Which is easy to learn iOS development or android development - acronmace

I just wanted to know which is easy  since i will soon be learning IOS development. I think it will give me an basic idea of how its going to be.
======
runjake
Neither is easy. Or conversely, both are about equally difficult.

Also, it's not so much the languages that are the steep learning curve, but
the frameworks.

------
ianhirschfeld
Coming from web development (Rails), I started learning Swift this August with
no previous background in Objective-C. I've found it to be fairly
straightforward to pick up. I learned the basics in about a month and am
approaching release of a production level app within the next month or so.

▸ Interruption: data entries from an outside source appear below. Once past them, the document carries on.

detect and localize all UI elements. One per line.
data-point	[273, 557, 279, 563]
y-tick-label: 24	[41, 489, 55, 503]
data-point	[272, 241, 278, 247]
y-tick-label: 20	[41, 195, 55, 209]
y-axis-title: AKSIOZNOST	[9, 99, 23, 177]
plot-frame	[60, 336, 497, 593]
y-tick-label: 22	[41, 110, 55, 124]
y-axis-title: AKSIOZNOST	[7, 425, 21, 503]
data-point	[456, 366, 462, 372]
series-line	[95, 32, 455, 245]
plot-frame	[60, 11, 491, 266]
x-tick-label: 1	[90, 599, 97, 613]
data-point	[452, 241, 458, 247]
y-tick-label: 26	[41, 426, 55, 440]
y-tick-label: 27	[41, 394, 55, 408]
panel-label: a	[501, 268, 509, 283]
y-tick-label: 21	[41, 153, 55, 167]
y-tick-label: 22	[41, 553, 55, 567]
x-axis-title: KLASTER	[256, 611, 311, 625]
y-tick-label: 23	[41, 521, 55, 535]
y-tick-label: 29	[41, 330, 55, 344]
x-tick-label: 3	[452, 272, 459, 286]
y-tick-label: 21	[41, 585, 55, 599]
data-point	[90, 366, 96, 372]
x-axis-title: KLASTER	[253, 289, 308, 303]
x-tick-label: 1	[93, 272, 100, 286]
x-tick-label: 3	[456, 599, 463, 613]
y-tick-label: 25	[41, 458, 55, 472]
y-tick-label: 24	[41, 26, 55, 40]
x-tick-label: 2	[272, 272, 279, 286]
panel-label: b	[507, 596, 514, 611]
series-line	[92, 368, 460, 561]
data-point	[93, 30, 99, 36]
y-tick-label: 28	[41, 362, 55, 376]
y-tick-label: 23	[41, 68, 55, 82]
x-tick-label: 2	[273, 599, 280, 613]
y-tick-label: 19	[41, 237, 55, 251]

I have never tried Android dev though, so I can't compare to that.

------
dep_b
Things on iOS are either really really easy or extremely difficult for really
arbitrary reasons (can you left align the text in that SearchBox please?). The
pain in Android is a bit more constant. Fragmentation is still horrible but
getting better.

iOS is slightly more easy overall though.

------
gsands
similar learning curve with both -- with either one your learning will be
split between learning language constructs (Obj-C/Swift or Java), app
architecture (iOS and Android both have unique ways of doing common things),
and the ecosystem library (Cocoa Touch or Android).

------
0942v8653
In my experience: iOS is a bit easier, as long as you're using Objective-C,
but not by much. Learning one doesn't necessarily help you learn the other.